A bill in the state legislature could bring big changes on how officers enforce DUI laws.

A bill working its way through the state legislature proposes removing criminal charges for refusing blood or breath tests when suspected of driving under the influence or other related offenses.

Tennessee has an implied consent law, which means that by driving, a motorist agrees to have their blood or breath tested for alcohol under certain circumstances. A motorist can refuse but with consequences.

"For instance with a DUI first offense, the person will lose their driving privileges in the state of Tennessee for one year, however there are a couple of scenarios in which the refusal can be a criminal offense," attorney Sarah Compher-Rice said.

If a driver refuses a chemical test while driving on a revoked license, or if they obstruct someone from giving a blood or breath test, they can be charged with a class A misdemeanor.

"This is not something you see charged very often, but for instance with a breath test, you see a lot of times where the officer claims that the subject is not blowing forcefully enough to give a valid sample, and in that scenario the person could be charged with a criminal implied consent," Compher-Rice said.

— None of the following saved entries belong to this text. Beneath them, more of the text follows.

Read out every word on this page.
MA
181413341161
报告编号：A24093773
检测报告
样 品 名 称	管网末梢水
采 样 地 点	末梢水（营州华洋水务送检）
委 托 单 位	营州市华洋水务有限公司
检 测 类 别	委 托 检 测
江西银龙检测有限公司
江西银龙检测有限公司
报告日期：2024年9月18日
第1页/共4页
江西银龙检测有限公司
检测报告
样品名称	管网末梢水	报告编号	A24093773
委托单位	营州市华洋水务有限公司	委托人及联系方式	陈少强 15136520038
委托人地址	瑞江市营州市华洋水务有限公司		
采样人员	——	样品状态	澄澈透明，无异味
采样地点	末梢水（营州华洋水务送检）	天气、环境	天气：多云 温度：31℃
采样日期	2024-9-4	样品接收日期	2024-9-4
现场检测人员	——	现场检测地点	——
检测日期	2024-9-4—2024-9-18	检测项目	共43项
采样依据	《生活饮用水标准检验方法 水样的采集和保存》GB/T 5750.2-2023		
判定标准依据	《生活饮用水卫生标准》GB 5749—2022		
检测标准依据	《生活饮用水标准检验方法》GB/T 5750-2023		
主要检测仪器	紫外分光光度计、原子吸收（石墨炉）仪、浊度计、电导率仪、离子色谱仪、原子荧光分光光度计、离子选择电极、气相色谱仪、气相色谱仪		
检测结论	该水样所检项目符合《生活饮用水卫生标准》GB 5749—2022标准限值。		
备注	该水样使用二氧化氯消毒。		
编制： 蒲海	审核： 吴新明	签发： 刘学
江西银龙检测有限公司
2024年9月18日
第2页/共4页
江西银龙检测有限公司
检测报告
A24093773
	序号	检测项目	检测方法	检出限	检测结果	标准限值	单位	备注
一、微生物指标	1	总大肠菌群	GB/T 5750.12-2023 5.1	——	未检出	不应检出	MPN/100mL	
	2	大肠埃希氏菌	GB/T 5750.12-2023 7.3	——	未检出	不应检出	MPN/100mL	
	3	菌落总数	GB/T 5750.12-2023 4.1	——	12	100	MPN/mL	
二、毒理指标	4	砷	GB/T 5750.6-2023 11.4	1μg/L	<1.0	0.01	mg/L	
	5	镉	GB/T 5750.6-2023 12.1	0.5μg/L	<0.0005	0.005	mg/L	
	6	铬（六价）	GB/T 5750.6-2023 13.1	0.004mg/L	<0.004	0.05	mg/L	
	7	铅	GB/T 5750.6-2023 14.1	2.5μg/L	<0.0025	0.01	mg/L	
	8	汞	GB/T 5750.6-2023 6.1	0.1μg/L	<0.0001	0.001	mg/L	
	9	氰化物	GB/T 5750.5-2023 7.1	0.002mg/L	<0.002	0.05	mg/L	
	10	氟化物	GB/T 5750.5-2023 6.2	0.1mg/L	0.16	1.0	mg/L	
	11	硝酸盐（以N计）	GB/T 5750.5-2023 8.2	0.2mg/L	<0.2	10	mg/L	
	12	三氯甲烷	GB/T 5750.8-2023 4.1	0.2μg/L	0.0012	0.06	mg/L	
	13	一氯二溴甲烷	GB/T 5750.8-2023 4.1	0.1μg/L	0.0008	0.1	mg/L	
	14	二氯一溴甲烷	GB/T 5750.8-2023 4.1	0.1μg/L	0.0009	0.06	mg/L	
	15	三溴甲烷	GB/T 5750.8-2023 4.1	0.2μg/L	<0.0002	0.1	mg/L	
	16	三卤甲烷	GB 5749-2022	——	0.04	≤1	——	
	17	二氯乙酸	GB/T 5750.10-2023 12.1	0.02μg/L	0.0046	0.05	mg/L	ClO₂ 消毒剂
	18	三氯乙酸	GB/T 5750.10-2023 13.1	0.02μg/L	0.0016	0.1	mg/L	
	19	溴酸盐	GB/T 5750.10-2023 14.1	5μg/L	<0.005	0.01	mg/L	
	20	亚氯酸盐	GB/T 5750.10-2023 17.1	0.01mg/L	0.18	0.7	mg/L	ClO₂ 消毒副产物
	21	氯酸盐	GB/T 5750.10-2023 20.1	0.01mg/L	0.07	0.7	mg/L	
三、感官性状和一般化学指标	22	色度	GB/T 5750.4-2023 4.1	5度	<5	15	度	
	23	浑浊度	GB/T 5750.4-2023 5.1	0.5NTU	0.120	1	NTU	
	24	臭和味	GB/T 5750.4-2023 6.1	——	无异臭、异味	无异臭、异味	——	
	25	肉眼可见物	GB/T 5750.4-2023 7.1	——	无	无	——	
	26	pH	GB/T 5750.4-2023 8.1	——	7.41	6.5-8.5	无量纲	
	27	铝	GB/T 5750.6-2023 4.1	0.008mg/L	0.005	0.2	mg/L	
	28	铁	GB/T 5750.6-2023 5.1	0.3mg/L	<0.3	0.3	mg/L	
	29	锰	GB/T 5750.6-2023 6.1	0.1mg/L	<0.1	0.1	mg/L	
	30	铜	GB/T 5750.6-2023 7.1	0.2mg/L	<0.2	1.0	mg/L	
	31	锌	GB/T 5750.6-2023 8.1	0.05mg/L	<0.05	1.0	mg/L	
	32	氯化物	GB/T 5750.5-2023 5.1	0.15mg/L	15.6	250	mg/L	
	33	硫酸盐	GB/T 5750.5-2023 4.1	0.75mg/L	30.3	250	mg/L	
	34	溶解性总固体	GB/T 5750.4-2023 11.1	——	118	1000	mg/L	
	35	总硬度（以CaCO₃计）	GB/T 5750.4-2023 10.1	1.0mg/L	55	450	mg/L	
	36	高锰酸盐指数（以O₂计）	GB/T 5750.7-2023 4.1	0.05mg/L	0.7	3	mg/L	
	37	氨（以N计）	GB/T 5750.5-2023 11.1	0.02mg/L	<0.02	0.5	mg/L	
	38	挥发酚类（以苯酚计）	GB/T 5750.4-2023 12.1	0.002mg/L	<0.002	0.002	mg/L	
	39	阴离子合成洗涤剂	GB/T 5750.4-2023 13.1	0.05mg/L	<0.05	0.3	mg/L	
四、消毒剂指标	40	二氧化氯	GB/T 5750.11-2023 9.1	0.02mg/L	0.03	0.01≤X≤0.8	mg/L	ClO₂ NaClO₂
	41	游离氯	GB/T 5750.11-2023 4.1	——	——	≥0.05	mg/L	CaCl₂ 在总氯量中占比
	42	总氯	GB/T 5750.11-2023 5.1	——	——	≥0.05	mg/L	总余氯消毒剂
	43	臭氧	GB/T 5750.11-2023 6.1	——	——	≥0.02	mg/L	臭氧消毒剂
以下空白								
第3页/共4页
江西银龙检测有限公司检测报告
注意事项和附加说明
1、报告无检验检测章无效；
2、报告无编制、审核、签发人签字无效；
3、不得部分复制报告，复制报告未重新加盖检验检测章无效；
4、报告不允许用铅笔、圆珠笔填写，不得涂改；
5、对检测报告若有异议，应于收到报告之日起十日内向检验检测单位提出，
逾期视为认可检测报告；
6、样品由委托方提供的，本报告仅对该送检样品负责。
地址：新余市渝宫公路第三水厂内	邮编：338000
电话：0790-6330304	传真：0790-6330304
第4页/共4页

In 2016, the U.S. Supreme Court decided that imposing criminal penalties for failing to take a blood test was unconstitutional.

"Our laws as it stands, if an officer wants them to take a blood test and they refuse the blood test, they [the officer] cannot force them to do so unless they go an get a search warrant," Compher-Rice said. "By changing the law, the officer can force them in certain circumstances without offending the Constituation."

Compher-Rice says if passed, the bill would give law enforcement officers more discretion and a greater ability to force motorist to submit to a blood test instead of breath tests.

"The law that criminalized a refusal if you had a prior conviction has been around for a long time, so in my opinion it's significant that the legislature is looking to repeal it," Compher-Rice said. "I would venture to guess that for law enforcement, it's necessary to help them do their job."

The Tennessee House Criminal Justice Committee deferred the bill to the next calendar. The Senate Judiciary Committee will review the bill on Tuesday.